Harlow v. St. Louis Mutual Life Insurance

54 Miss. 425 | Miss. | 1877

Campbell, J.,

delivered the opinion of the court.

This bill is not maintainable, whether by its terms the policy is non-forfeitable or not. The sole object of the bill is to recover the sums the appellant has paid the appellee as premiums on the policy of insurance. The prayer of the bill for a rescission of the contract of insurance is merely as a means to that end. The aid of a court is not needed to put an end to the contract. The appellee claims that it was terminated by the failure of the appellant to pay in advance the interest on his notes held by the appellee. The appellant claims that, by the terms of the policy, he is entitled to a “ paid-up policy ” equal to the sum of his several annual premiums paid; and because this is denied by the appellee, who asserts that the policy has been forfeited, the appellant asserts a right to have the contract rescinded, and to obtain a decree against the appellee for what may be found due upon an account taken.
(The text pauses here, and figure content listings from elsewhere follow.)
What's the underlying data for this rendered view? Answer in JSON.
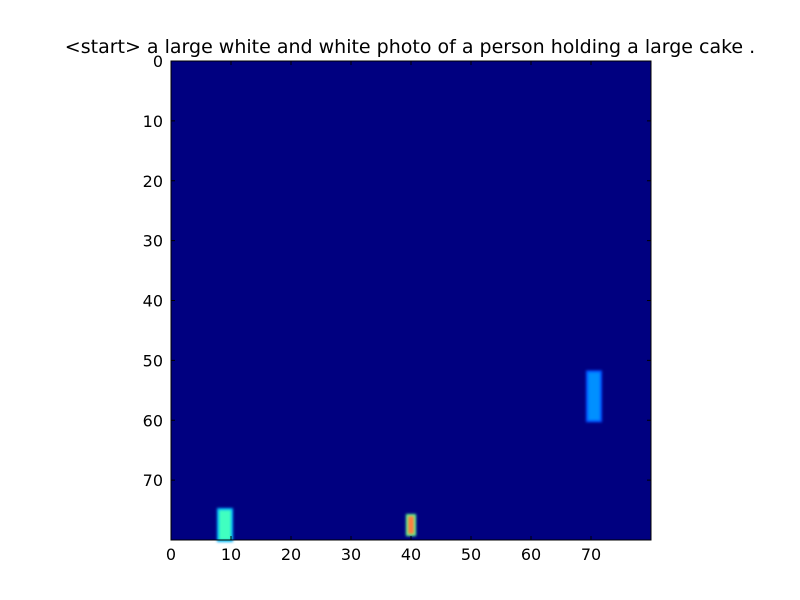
{
  "chart_data": {
    "type": "heatmap",
    "title": "<start> a large white and white photo of a person holding a large cake .",
    "xlabel": "",
    "ylabel": "",
    "xlim": [
      0,
      80
    ],
    "ylim": [
      80,
      0
    ],
    "xticks": [
      "0",
      "10",
      "20",
      "30",
      "40",
      "50",
      "60",
      "70"
    ],
    "yticks": [
      "0",
      "10",
      "20",
      "30",
      "40",
      "50",
      "60",
      "70"
    ],
    "grid": false,
    "colormap": "jet",
    "background_color": "#000080",
    "highlights": [
      {
        "name": "bottom-left-patch",
        "x": [
          8,
          10
        ],
        "y": [
          75,
          80
        ],
        "color": "#40ffc0",
        "glow": "#00b0ff"
      },
      {
        "name": "bottom-center-dots",
        "x": [
          39.5,
          40.5
        ],
        "y": [
          76,
          79
        ],
        "color": "#ff8040",
        "glow": "#60ff90"
      },
      {
        "name": "right-patch",
        "x": [
          69.5,
          71.5
        ],
        "y": [
          52,
          60
        ],
        "color": "#0090ff",
        "glow": "#0050ff"
      }
    ]
  }
}
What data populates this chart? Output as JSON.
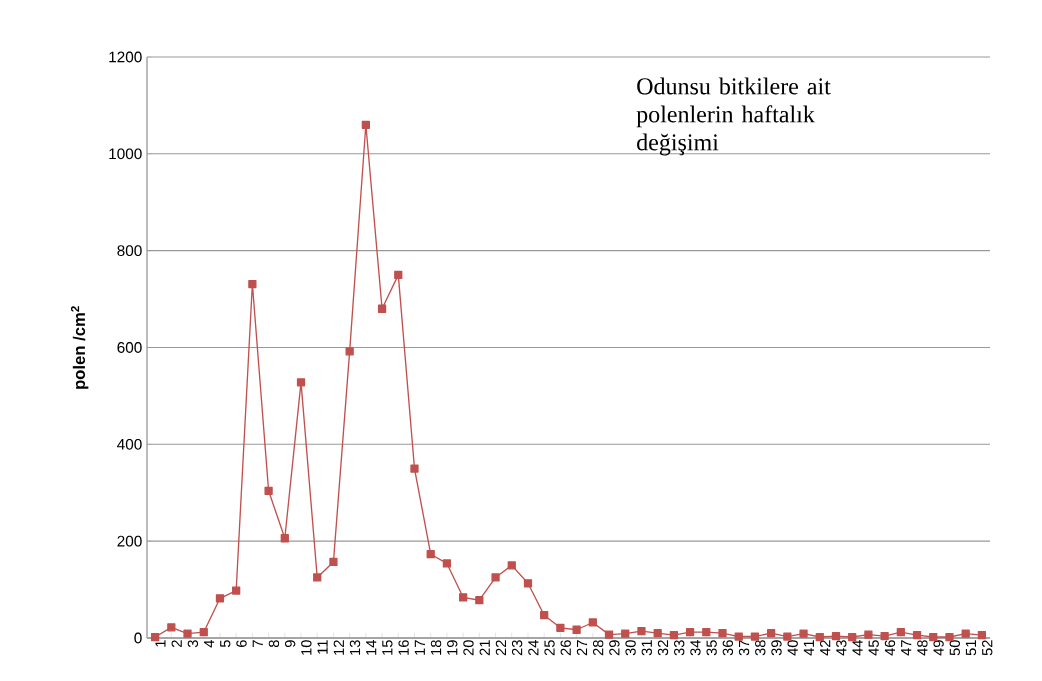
{
  "chart_data": {
    "type": "line",
    "ylabel": "polen /cm$^{2}$",
    "annotations": [
      "Odunsu bitkilere ait polenlerin haftalık değişimi"
    ],
    "categories": [
      "1",
      "2",
      "3",
      "4",
      "5",
      "6",
      "7",
      "8",
      "9",
      "10",
      "11",
      "12",
      "13",
      "14",
      "15",
      "16",
      "17",
      "18",
      "19",
      "20",
      "21",
      "22",
      "23",
      "24",
      "25",
      "26",
      "27",
      "28",
      "29",
      "30",
      "31",
      "32",
      "33",
      "34",
      "35",
      "36",
      "37",
      "38",
      "39",
      "40",
      "41",
      "42",
      "43",
      "44",
      "45",
      "46",
      "47",
      "48",
      "49",
      "50",
      "51",
      "52"
    ],
    "series": [
      {
        "color": "#c0504d",
        "values": [
          2,
          22,
          9,
          12,
          82,
          98,
          731,
          304,
          206,
          528,
          125,
          157,
          592,
          1060,
          680,
          750,
          350,
          173,
          154,
          84,
          78,
          125,
          150,
          113,
          47,
          21,
          17,
          32,
          7,
          9,
          14,
          10,
          6,
          12,
          12,
          10,
          3,
          3,
          10,
          3,
          9,
          2,
          4,
          2,
          7,
          4,
          12,
          6,
          2,
          2,
          9,
          6
        ]
      }
    ],
    "ylim": [
      0,
      1200
    ],
    "yticks": [
      0,
      200,
      400,
      600,
      800,
      1000,
      1200
    ],
    "grid": "y",
    "marker": "square",
    "line_style": "solid"
  }
}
*427If it be true, as averred by the appellant, that the policy has not been forfeited, but is now “ alive ” and in full force, an action will lie upon it when the contingency mentioned in it shall occur and default in payment shall be made by the appel-lee. The stipulation of the policy is that default in the payment of any of the annual premiums to become due after payment of the two annual premiums next due and payable after the date of the policy shall not work a forfeiture of the policy, “but the sum of $5,000, the amount insured, shall be then commuted or reduced to the sum of the annual premiums paid.” There is no agreement to issue to the assured a “ paid-up policy ” in lieu of the former. The provision of the first condition in the policy is that non-payment of any annual premium, after the first two becoming due after the issuance of the policy shall have been duly paid, shall work such a change in the policy that the sum of $5,000 shall be ipso facto reduced to the sum of the annual premiums paid. If the policy is still in force by virtue of its first condition, notwithstanding default by the appellant in payment of any annual premium after the first two which became due next after the date of the policy had been paid, the only obligation its terms import is to pay “the sum of the annual premiums paid” within ninety days after due notice and proof of the death of said assured.

The appellant is not entitled to recover the premiums he has paid, because the risk was borne by the appellee and the premiums were earned. He cannot treat the contract as rescinded and abandoned by the appellee, because it has not refused or failed to do any thing it is required by its contract to do. Its denial of liability to pay, on the death of the appellant, the sum of the annual premiums paid, is the mere expression of an opinion as to its future action, and is not the legitimate subject of present litigation and decision. “ Sufficient unto the day is the evil thereof.” When the sad contingency provided for in the policj1- shall have happened, there may be a prompt recognition by the appellee of the correctness of the theory on which this bill is framed, and ready compliance with the terms of the policy as construed by the appellant.

*428If the policy required the performance of any act by the appellee which it refused to do, and thereby abandoned its contract, entitling the appellant to treat it as rescinded by the appellee, the appellant might recover; but the bill does not present such a case. Decree affirmed.